In today's market the Japanese selvedge denim production is considered the best as it is the rarest. Historically, the U.S. denim was considered the best. However, because the weaving machines were only 30 inches wide they became obsolete. In 1950 when the U.S. manufacturer of denim jeans saw a surge in demand for products they searched for other faster, more beneficial and cheap ways to produce denim fabric. They abandoned the traditional shuttle looms and used projectile looms, a more modern production accounting for 60 inch wide fabric (or sometimes wider) and their profits grew. Manufacturers then replaced real indigo dye with synthetic dyes and began pre-washing all the fabric to control shrinkage and distortion. The lack of a by-product of these changes the selvedge edge denim character.
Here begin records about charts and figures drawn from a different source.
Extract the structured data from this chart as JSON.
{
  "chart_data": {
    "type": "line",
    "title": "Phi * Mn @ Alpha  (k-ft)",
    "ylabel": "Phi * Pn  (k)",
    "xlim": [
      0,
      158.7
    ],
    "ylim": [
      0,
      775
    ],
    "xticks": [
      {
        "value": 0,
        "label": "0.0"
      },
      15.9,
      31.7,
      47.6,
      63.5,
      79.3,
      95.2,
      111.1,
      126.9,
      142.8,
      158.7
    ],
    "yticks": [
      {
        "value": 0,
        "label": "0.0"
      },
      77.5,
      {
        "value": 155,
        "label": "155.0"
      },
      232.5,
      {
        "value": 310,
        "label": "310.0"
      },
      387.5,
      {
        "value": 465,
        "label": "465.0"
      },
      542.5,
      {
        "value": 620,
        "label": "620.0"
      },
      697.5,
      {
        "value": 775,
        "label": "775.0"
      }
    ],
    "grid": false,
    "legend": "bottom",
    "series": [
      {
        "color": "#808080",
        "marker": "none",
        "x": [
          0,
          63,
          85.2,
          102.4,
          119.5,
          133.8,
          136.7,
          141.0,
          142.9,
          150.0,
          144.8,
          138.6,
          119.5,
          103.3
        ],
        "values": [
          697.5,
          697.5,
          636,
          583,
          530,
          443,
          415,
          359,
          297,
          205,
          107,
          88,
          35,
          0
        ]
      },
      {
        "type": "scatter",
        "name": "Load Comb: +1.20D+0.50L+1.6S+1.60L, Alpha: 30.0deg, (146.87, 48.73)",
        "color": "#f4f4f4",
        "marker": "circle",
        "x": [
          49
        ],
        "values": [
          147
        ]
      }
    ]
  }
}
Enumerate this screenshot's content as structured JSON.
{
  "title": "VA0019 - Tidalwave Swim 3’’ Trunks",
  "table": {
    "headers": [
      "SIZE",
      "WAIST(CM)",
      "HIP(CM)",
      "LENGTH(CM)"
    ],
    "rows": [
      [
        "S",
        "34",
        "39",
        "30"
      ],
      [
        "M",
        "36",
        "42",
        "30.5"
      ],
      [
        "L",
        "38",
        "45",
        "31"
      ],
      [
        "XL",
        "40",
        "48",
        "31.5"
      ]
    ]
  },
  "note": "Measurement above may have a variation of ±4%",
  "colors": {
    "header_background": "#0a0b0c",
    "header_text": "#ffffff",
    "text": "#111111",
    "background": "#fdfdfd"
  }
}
After the 1980s, Japan's economy bubble burst and took off, many Japanese companies realised there was a market space for traditional jeans. They started in the United States buying the old style shuttle looms, no longer used in the USA and began to re-design distinctive American jeans. In the Japanese apparel company, the "senior Cowboy" craze began to implement a number of visionary companies, but also deliberately introduced the old selvedge jeans and real indigo cloth dyeing. These ancient shuttle looms produced denim lines so natural and irregular, and this unique cloth has also increased the variety of body styles and age. The traditional indigo dye for denim and the dyeing method can also be reproduced. Indigo is dissolved in heated vats and the cotton is dipped several times to build up a dark colour, with airing between each dip, this allows the textile to oxidize and thus fix the colour. The soaking and oxidizing steps are repeated over and over until the final desired colour has been produced.
The old original jean production technology is copied at each stage, including the chain-type line of sewing techniques which is given great care and attention and gives the seams a very high quality and robust finish. This requires a special sewing machine. Again, in the past 40 years, no manufacturer has been producing these special sewing machines. And for a long time the primary users of these machines are the most superior denim manufacturers. They use (union special) "Union Special" brand sewing machines, which are the "Rolls Royce" of the U.S. sewing machine, from the 1950s to the modern day no other brand of sewing machine can be a substitute. In the production of old types of jeans there must be a lot of technical input and also detailed description of this unique old denim fabric, from cotton to weaving, dyeing and sewing, to create a superior quality, a necessary condition for any jeans brand.
In general the only changes in faded dark blue jeans are through the use of real indigo dye. These details will allow users knowledge of the real authenticity of old denim. Step by step the denim becomes perfected by continuous wear and the natural fabric reduction leaves a unique natural fade, impossible to do under artificial reproduction.
RMC brand having learnt from the history of this old cowboy jean has used and increased the fabric technology and its unique design which enhances the natural changes. In owning and wearing a pair of selvedge jeans people will have a very personal experience and nothing else in the world can give you this same experience.